В неаполитанской тюрьме, а затем по дороге в Милан Грамши встретил целую галерею интереснейших типов. В Неаполе он присутствует при обряде посвящения в Каморру — тайную бандитскую организацию, возникшую в этом городе еще в XVIII веке.
7 февраля 1927 года Грамши был привезен в миланскую тюрьму.

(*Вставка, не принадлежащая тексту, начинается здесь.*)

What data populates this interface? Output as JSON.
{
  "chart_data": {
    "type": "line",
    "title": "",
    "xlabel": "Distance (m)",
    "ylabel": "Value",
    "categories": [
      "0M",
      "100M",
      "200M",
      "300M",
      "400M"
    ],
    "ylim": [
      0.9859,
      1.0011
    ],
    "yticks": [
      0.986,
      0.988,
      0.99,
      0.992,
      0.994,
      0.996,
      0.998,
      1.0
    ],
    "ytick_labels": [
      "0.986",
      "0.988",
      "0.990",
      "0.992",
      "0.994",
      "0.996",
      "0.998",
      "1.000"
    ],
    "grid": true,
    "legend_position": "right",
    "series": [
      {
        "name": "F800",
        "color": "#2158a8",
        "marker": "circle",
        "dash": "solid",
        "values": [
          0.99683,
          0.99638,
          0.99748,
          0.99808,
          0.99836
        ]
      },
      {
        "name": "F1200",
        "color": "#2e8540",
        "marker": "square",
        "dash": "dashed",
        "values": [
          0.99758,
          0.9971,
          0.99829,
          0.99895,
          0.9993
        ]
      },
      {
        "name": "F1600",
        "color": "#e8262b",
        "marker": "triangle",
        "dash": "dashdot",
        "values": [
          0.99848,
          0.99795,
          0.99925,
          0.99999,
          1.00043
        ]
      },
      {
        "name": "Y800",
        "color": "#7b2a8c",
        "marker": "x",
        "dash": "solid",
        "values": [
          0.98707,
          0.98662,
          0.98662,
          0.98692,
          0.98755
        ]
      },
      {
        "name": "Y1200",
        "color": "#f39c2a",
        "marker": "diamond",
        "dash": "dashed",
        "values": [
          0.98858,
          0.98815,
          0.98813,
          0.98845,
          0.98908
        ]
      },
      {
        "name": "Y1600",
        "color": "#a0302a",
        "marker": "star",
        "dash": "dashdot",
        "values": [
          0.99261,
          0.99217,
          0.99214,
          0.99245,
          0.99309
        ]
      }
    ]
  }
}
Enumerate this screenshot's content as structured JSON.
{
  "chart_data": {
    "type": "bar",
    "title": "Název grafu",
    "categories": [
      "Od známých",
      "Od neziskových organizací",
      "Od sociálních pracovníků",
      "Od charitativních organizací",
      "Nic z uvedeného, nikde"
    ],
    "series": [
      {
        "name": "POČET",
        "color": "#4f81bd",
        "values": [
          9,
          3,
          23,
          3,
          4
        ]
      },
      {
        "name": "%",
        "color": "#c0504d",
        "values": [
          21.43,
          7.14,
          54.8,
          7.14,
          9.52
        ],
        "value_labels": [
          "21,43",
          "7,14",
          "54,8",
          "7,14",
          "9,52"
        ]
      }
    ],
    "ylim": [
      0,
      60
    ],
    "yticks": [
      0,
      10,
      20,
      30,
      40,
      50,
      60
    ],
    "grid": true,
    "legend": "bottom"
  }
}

Первый сектор, камера номер 13. Окно, выходящее во двор, не обычное окно, а так называемая «волчья пасть» с внутренней решеткой. Из окна виден лишь кусочек неба. Около десяти часов утра этот кусочек слабо освещался солнцем (окно выходило на юго-запад). Перемещаясь по горизонту, солнце словно украдкой заглядывало в камеру, и к двум часам дня на полу возникала полоска шириной сантиметров в шестьдесят. Потом полоска сужалась, сужалась, превращалась в прочерченную на сером полу тонкую светлую линию, которая вдруг исчезала, словно чья-то невидимая рука стерла ее резинкой. Еще некоторое время в камеру, отражаясь от серых каменных плит, проникал отсвет уходящего солнца, и все заканчивалось до следующего дня.